林: あのセンター構想は執行停止になりましたが、当時はアニメ業界や出版社とのコミュニケーションが不足していた面がありました。行政側が一方的に進めるのではなく、業界と同じ方向を向くには、やはり10年単位(実際には15年)の時間が必要でした。 また、メディア芸術祭を担当する中で、私の中で「政府が作品に賞を与える仕組み」の限界も見えてきました。国際的な応募が増える中、政治的なメッセージを含む作品に大臣が賞を出すことは、外交上の火種にもなり得る。だからこそ、行政は「作品の選別」ではなく「表現が生まれるためのエコシステム(生態系)の構築」にシフトすべきだと確信したんです。
玉置:なるほど。それが、「アートを都市のOSとして実装する」という戦略につながっていくわけですね。
アートを「都市のOS」として実装する戦略
玉置:林さんは、これまで欠けていた日本のアートのエコシステムを構築するために奔走されてきました。単に美術館に人を呼ぶという枠組みを超えて、アートを都市や地域の「共通言語(OS)」として機能させるために、行政や民間企業のマインドセットはどう更新されるべきでしょうか。

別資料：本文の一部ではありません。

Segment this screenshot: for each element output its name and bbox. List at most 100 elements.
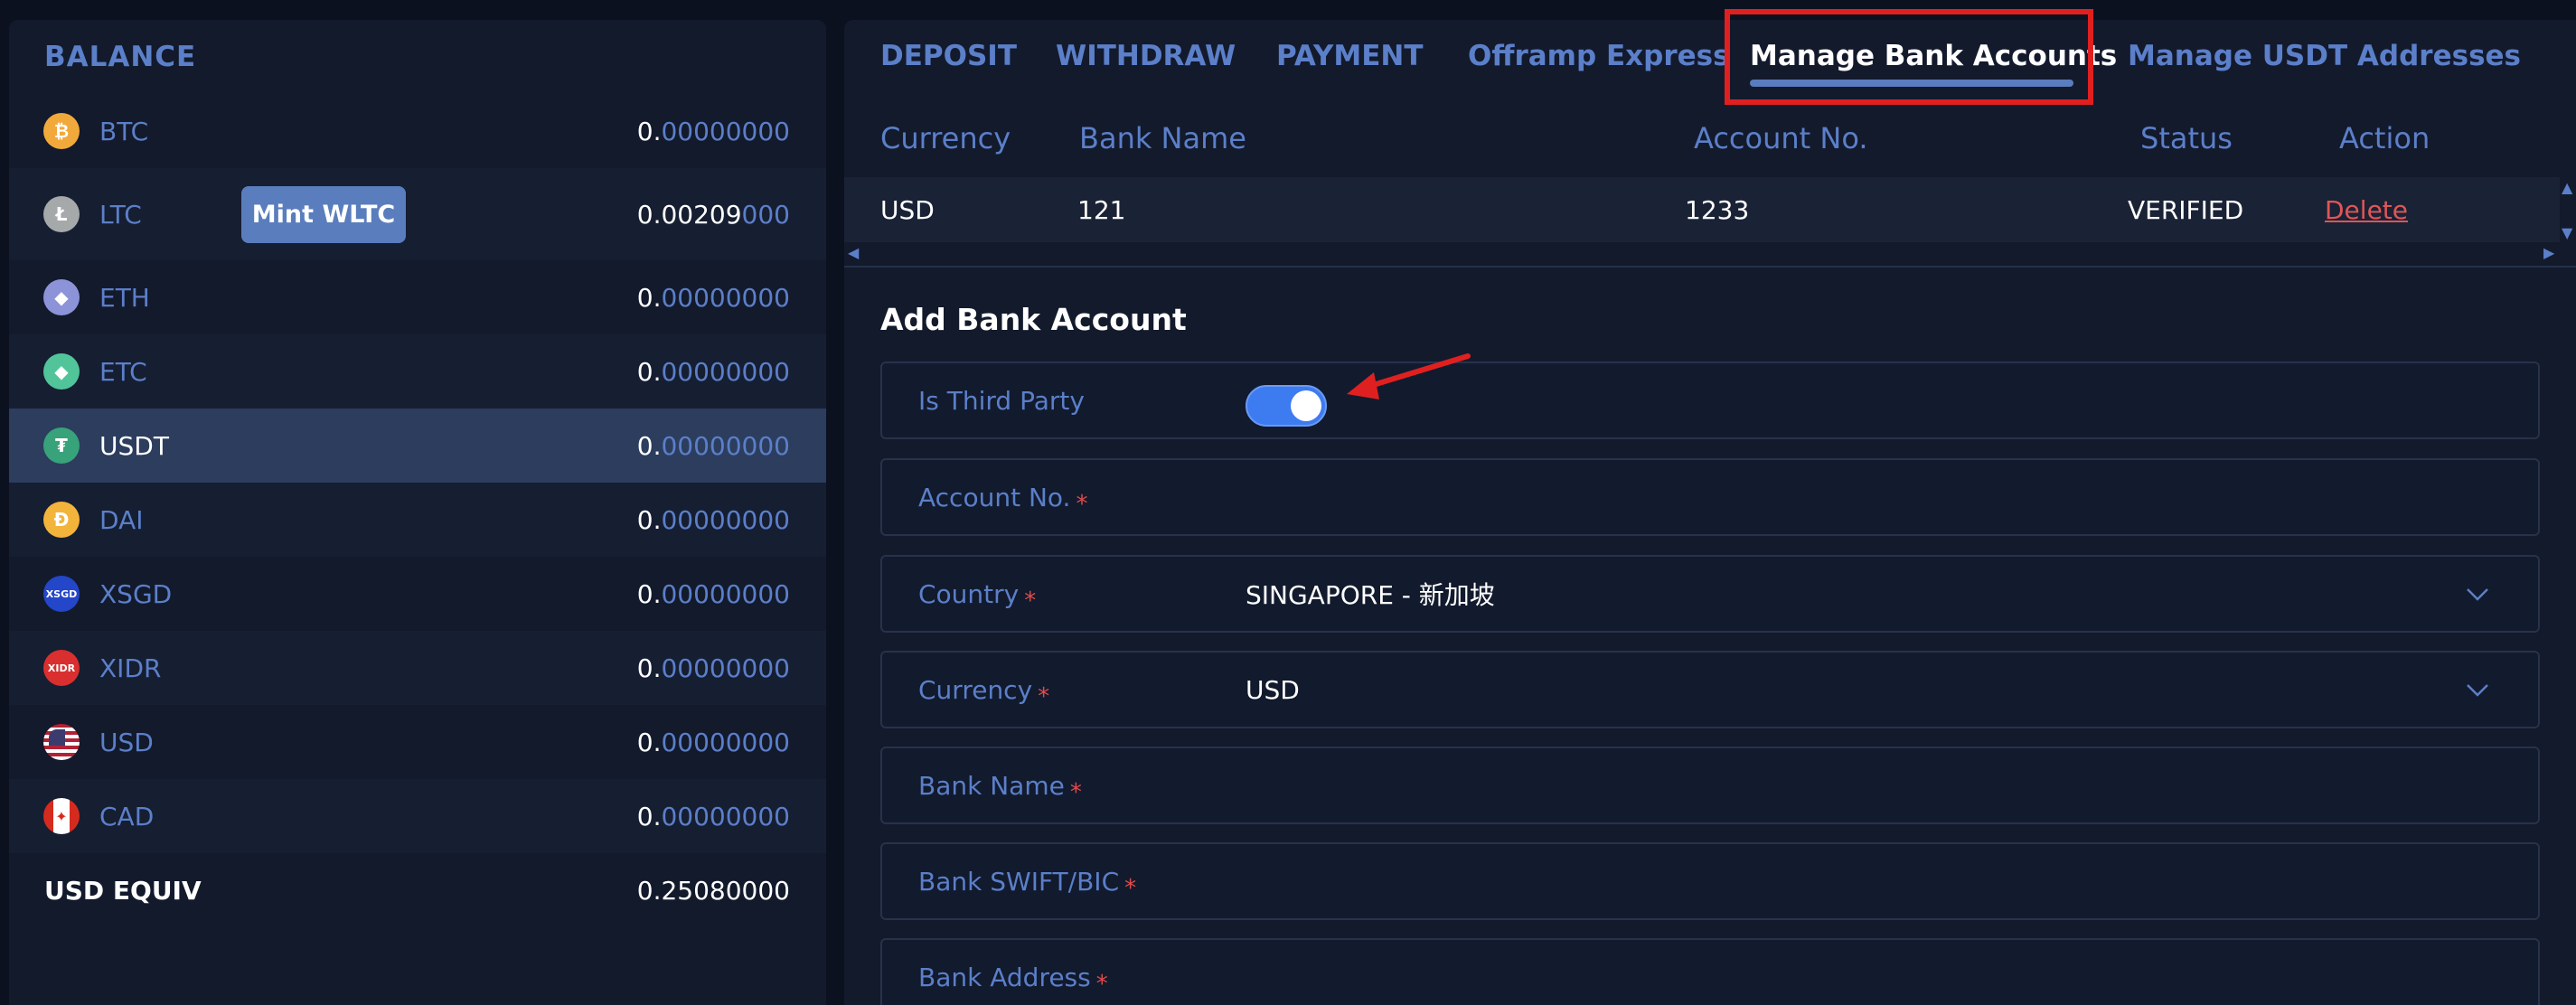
xidr-icon: XIDR (43, 650, 80, 686)
chevron-down-icon (2467, 684, 2488, 697)
asset-balance: 0.00000000 (636, 801, 790, 831)
bank-swift-field[interactable]: Bank SWIFT/BIC * (880, 842, 2540, 920)
asset-balance: 0.00000000 (636, 356, 790, 387)
mint-wltc-button[interactable]: Mint WLTC (241, 186, 406, 243)
canada-flag-icon: ✦ (43, 798, 80, 834)
tab-manage-usdt-addresses[interactable]: Manage USDT Addresses (2128, 40, 2521, 72)
asset-row-cad[interactable]: ✦ CAD 0.00000000 (9, 779, 826, 853)
scroll-up-icon[interactable]: ▲ (2562, 179, 2572, 196)
asset-symbol: CAD (99, 801, 155, 831)
us-flag-icon (43, 724, 80, 760)
bank-name-label: Bank Name * (918, 770, 1082, 806)
usd-equiv-value: 0.25080000 (636, 875, 790, 906)
currency-select[interactable]: Currency * USD (880, 651, 2540, 728)
asset-balance: 0.00000000 (636, 653, 790, 683)
third-party-label: Is Third Party (918, 385, 1085, 416)
delete-link[interactable]: Delete (2325, 195, 2408, 225)
header-account-no: Account No. (1694, 121, 1868, 155)
header-bank-name: Bank Name (1079, 121, 1246, 155)
xsgd-icon: XSGD (43, 576, 80, 612)
tab-highlight-box (1725, 9, 2093, 105)
ethereum-icon: ◆ (43, 279, 80, 315)
bank-address-field[interactable]: Bank Address * (880, 938, 2540, 1005)
country-label: Country * (918, 578, 1037, 615)
asset-row-dai[interactable]: Ð DAI 0.00000000 (9, 483, 826, 557)
chevron-down-icon (2467, 588, 2488, 601)
bank-address-label: Bank Address * (918, 962, 1108, 998)
table-row: USD 121 1233 VERIFIED Delete (844, 177, 2560, 242)
third-party-row: Is Third Party (880, 362, 2540, 439)
asset-balance: 0.00000000 (636, 282, 790, 313)
scroll-down-icon[interactable]: ▼ (2562, 224, 2572, 241)
ethereum-classic-icon: ◆ (43, 353, 80, 390)
third-party-toggle[interactable] (1246, 385, 1327, 427)
currency-value: USD (1246, 674, 1300, 705)
asset-symbol: USDT (99, 430, 169, 461)
tab-offramp-express[interactable]: Offramp Express (1468, 40, 1730, 72)
bitcoin-icon: ₿ (43, 113, 80, 149)
row-status: VERIFIED (2128, 195, 2244, 225)
required-mark: * (1024, 587, 1037, 615)
asset-symbol: ETC (99, 356, 147, 387)
required-mark: * (1124, 874, 1137, 902)
litecoin-icon: Ł (43, 196, 80, 232)
currency-label: Currency * (918, 674, 1050, 710)
balance-title: BALANCE (44, 41, 197, 73)
bank-table-header: Currency Bank Name Account No. Status Ac… (844, 96, 2576, 177)
country-select[interactable]: Country * SINGAPORE - 新加坡 (880, 555, 2540, 633)
asset-row-usdt[interactable]: ₮ USDT 0.00000000 (9, 409, 826, 483)
asset-symbol: DAI (99, 504, 144, 535)
asset-row-btc[interactable]: ₿ BTC 0.00000000 (9, 94, 826, 168)
asset-balance: 0.00000000 (636, 727, 790, 757)
scroll-left-icon[interactable]: ◀ (848, 244, 859, 261)
add-bank-account-title: Add Bank Account (880, 302, 1187, 337)
usd-equiv-label: USD EQUIV (44, 875, 202, 906)
asset-row-xidr[interactable]: XIDR XIDR 0.00000000 (9, 631, 826, 705)
account-no-field[interactable]: Account No. * (880, 458, 2540, 536)
active-tab-underline (1750, 80, 2073, 87)
asset-row-etc[interactable]: ◆ ETC 0.00000000 (9, 334, 826, 409)
row-bank-name: 121 (1077, 195, 1126, 225)
bank-name-field[interactable]: Bank Name * (880, 747, 2540, 824)
asset-balance: 0.00000000 (636, 116, 790, 146)
header-currency: Currency (880, 121, 1011, 155)
row-account-no: 1233 (1685, 195, 1750, 225)
asset-list: ₿ BTC 0.00000000 Ł LTC Mint WLTC 0.00209000 ◆ ET… (9, 94, 826, 853)
account-no-label: Account No. * (918, 482, 1088, 518)
row-currency: USD (880, 195, 935, 225)
asset-balance: 0.00000000 (636, 504, 790, 535)
tab-withdraw[interactable]: WITHDRAW (1056, 40, 1236, 72)
asset-row-eth[interactable]: ◆ ETH 0.00000000 (9, 260, 826, 334)
asset-symbol: XSGD (99, 578, 173, 609)
annotation-arrow-icon (1347, 353, 1471, 399)
required-mark: * (1076, 490, 1088, 518)
asset-symbol: BTC (99, 116, 149, 146)
usd-equiv-row: USD EQUIV 0.25080000 (9, 853, 826, 927)
asset-balance: 0.00000000 (636, 430, 790, 461)
tab-bar: DEPOSIT WITHDRAW PAYMENT Offramp Express… (844, 20, 2576, 96)
toggle-knob (1291, 390, 1321, 421)
asset-row-xsgd[interactable]: XSGD XSGD 0.00000000 (9, 557, 826, 631)
required-mark: * (1069, 778, 1082, 806)
asset-row-ltc[interactable]: Ł LTC Mint WLTC 0.00209000 (9, 168, 826, 260)
tab-payment[interactable]: PAYMENT (1276, 40, 1423, 72)
asset-symbol: XIDR (99, 653, 162, 683)
horizontal-scrollbar[interactable]: ◀ ▶ (844, 242, 2576, 268)
balance-panel: BALANCE ₿ BTC 0.00000000 Ł LTC Mint WLTC 0.002… (9, 20, 826, 1005)
asset-row-usd[interactable]: USD 0.00000000 (9, 705, 826, 779)
bank-swift-label: Bank SWIFT/BIC * (918, 866, 1137, 902)
main-panel: DEPOSIT WITHDRAW PAYMENT Offramp Express… (844, 20, 2576, 1005)
asset-symbol: USD (99, 727, 154, 757)
scroll-right-icon[interactable]: ▶ (2543, 244, 2554, 261)
asset-balance: 0.00000000 (636, 578, 790, 609)
header-action: Action (2339, 121, 2430, 155)
country-value: SINGAPORE - 新加坡 (1246, 580, 1495, 610)
tether-icon: ₮ (43, 427, 80, 464)
header-status: Status (2140, 121, 2233, 155)
dai-icon: Ð (43, 502, 80, 538)
asset-symbol: ETH (99, 282, 150, 313)
tab-deposit[interactable]: DEPOSIT (880, 40, 1017, 72)
asset-balance: 0.00209000 (636, 199, 790, 230)
required-mark: * (1038, 682, 1050, 710)
required-mark: * (1095, 970, 1108, 998)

林: 民間企業について言えば、トップの考え方が非常に大きいと思います。2010年代からリサーチを続けてきましたが、日本企業の関心は確実に高まっています。ただ、いま日本において「アート」という言葉で語られているものは、「カルチャー(文化)」そのものを指しているのではないかと。あらゆる判断のベースに、文化的な視点があるかどうか。戦後の高度経済成長期の日本は企業人が「文化を語る」ことをしない、語ることでビジネスにおいてマイナスに働くような、ある種切り離されたような感覚があったと思います。そこには、先の戦争に芸術が加担したことに対するトラウマという面もあったように感じるんですね。でも、21世紀に入って、ようやく、文化芸術と新たな関係を結ぶフェーズに入ってきた。
玉置: ベネッセや寺田倉庫のように、アートをエリアマネジメントの核に据えて成果を上げている企業も出てきました。例えば、北川フラムさんがベネッセとともに、瀬戸内国際芸術祭や大地の芸術祭でやったことは、お祭り以上に「インフラ」として機能していますよね。

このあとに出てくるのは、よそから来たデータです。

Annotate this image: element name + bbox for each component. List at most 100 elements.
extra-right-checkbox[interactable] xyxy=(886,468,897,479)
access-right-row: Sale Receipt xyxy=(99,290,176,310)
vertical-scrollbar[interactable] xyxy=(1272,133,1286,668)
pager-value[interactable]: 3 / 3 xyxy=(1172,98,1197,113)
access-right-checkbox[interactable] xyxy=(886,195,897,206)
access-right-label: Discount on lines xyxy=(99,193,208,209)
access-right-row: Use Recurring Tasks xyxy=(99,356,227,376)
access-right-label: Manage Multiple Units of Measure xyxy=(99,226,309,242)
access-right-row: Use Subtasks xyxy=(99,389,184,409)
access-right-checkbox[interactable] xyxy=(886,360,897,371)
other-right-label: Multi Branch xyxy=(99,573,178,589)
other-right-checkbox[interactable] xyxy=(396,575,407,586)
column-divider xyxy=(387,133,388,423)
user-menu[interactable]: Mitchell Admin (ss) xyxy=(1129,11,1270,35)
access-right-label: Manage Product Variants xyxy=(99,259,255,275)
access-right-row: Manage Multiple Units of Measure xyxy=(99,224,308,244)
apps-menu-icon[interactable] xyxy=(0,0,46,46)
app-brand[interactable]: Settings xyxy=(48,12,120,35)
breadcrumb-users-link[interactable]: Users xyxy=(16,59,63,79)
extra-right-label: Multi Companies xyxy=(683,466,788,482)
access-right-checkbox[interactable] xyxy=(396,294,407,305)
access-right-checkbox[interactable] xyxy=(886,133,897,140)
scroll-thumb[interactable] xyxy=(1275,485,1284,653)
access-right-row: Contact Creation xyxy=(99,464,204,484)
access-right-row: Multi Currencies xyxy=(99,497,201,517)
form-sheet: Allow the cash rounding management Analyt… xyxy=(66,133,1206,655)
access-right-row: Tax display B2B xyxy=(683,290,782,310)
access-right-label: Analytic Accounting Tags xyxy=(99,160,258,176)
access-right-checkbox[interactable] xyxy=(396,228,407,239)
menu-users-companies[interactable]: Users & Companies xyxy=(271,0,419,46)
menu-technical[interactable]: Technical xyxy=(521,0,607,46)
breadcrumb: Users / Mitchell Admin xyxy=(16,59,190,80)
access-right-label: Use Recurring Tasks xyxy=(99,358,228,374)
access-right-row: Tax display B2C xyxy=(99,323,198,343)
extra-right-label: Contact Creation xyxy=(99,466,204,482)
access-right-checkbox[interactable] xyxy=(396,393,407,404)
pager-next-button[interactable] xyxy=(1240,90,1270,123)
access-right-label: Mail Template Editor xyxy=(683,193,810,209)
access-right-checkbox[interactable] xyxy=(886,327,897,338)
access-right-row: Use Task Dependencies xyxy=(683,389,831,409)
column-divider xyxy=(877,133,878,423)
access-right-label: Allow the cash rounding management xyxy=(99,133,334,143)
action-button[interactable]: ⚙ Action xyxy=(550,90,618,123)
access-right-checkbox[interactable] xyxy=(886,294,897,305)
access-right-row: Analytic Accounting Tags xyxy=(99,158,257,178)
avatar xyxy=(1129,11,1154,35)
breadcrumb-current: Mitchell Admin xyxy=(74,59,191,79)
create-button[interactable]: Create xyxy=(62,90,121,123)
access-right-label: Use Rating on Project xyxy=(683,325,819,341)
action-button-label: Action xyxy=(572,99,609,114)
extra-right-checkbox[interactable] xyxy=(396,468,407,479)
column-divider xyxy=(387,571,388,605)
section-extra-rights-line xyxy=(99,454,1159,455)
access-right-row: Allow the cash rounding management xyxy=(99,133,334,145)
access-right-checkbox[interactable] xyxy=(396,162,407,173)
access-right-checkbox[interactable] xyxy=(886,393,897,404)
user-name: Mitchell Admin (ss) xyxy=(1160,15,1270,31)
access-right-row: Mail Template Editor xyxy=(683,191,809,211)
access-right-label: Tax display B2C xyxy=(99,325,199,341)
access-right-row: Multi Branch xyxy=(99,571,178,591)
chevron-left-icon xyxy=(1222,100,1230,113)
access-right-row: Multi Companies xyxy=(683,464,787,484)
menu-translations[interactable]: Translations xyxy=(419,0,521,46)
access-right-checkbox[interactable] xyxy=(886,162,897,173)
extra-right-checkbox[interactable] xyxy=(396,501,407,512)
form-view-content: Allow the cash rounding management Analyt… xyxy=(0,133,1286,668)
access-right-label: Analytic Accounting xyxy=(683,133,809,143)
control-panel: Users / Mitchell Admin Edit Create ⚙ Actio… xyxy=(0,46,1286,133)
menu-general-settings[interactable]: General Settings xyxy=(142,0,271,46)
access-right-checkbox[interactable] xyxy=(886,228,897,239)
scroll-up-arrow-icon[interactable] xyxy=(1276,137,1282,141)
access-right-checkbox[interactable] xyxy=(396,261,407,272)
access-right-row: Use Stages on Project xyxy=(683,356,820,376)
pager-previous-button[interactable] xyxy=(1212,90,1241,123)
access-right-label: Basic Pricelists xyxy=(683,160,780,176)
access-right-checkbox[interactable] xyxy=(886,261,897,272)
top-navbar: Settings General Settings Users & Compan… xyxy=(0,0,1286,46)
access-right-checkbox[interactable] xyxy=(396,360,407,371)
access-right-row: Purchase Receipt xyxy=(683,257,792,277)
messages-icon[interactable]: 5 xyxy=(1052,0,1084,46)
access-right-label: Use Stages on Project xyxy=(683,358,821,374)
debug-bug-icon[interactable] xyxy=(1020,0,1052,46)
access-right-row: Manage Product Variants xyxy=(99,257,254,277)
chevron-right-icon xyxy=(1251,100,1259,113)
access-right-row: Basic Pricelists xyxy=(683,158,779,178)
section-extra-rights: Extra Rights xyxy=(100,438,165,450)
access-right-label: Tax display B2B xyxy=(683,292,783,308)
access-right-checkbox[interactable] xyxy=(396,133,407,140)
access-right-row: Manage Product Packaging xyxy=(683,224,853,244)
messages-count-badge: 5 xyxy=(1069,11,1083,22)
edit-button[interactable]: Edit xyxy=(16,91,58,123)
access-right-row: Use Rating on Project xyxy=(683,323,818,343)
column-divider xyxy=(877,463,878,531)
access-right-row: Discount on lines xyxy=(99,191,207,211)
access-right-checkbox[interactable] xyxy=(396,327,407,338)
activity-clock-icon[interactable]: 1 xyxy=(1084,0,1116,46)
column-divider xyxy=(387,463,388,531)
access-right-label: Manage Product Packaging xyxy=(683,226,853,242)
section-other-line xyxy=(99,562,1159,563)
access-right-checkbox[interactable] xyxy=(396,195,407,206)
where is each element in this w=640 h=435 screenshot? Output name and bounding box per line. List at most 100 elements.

林: そうです。地中美術館や家プロジェクトが、三年に一度の芸術祭の時だけではない、日常の暮らしの豊かさを支えている側面もあると思います。そして今、都市の基盤を考える上で非常に重要な分岐点にきているのが、「建物の記憶とリノベーション」の問題です。
中野サンプラザに見る「更地にする不条理」
玉置: 最近は建築費の高騰もあって、リノベーションの機運が高まっていますが、最近ですと、中野サンプラザのように、歴史ある建物を更地にして建て替える計画が頓挫したりといった動きもあります。中野サンプラザを更地にして新しい施設を作っても、それは「新しい公民館」ができるだけになりかねない。あの三角形のフォルムや、RCサクセションなど数々のアーティストが舞台に立ってきた歴史、記憶をリノベーションで引き継いだ方が、多少お金がかかっても、街にとってはるかに大きな財産になるはずです。
林: 最近は新築と遜色ない、あるいはリノベーションの方が工費を抑えることができるケースも出てきているみたいですね。環境問題の観点からも、そちらの方が理にかなっている。「歴史や時間の蓄積」に価値があると思う人が増えてきた。今までは経済効率や、「新築の方が利益が大きい」という論理に勝てない、という面が強かったと思いますが、資材高騰が続き、人手不足で仕事が受けきれない今の状況下では、その前提も崩れつつあると思います。